PySpark Regressions using pyspark.ml Library

mkrieger · ‎01-28-2024

I am developing a pipeline for some regression modeling I am experimenting with and I've got a working script and output that I am reasonably happy with. However I am unable to write new scripts using the ml library. I'm not even able to copy and paste my working code into a new materialized view and run it.

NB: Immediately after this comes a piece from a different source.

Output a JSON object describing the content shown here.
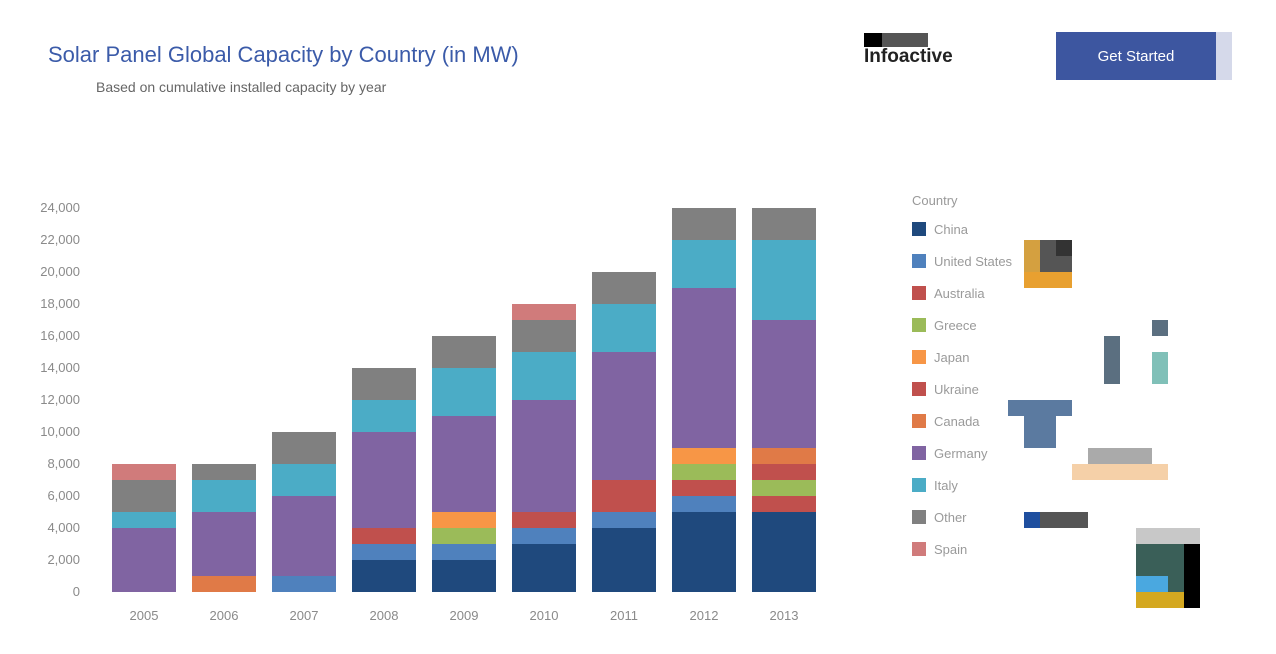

If I copy and paste into a new materialized view I start hitting errors after all my data cleaning when I try to fit my regression here

# Importing libraries
from pyspark.sql import SparkSession
from pyspark.sql.functions import *
import pyspark.sql.functions as F
from pyspark.sql import Row
from pyspark.sql.types import ArrayType, DoubleType
# ML library
# documentation: https://spark.apache.org/docs/2.3.0/api/python/pyspark.ml.html
from pyspark.ml.feature import VectorAssembler
from pyspark.ml.regression import LinearRegression
from pyspark.ml.evaluation import RegressionEvaluator
from pyspark.ml import Pipeline
from pyspark.ml.linalg import Vectors
# [...]
# Skipping my data cleaning process for sake of simplicity
# [...]

lr = LinearRegression(featuresCol='features', labelCol='target')
lr_model = lr.fit(training_data)

I return the following error message

Error An error occurred while calling o605.fit.
: java.util.NoSuchElementException: next on empty iterator
Py4JJavaError : An error occurred while calling o605.fit.
: java.util.NoSuchElementException: next on empty iterator

This exact script works fine in the materialized view I developed it in. However if I copy it to a new materialized view to alter (for example if I want to test out some different modeling methods like decision trees or time lag modeling) then I receive the above error.

How can I reliably use the ml library in Incorta?

dylanwan · ‎05-06-2025

Incorta MV execution succeeds in the Incorta Notebook but fails to save

The issue with "next on empty iteractor" is probably due to the lack of data.

We add sampling logic when a MV is saved first time for improving the performance.

It may become an issue if the logic assumes data exist.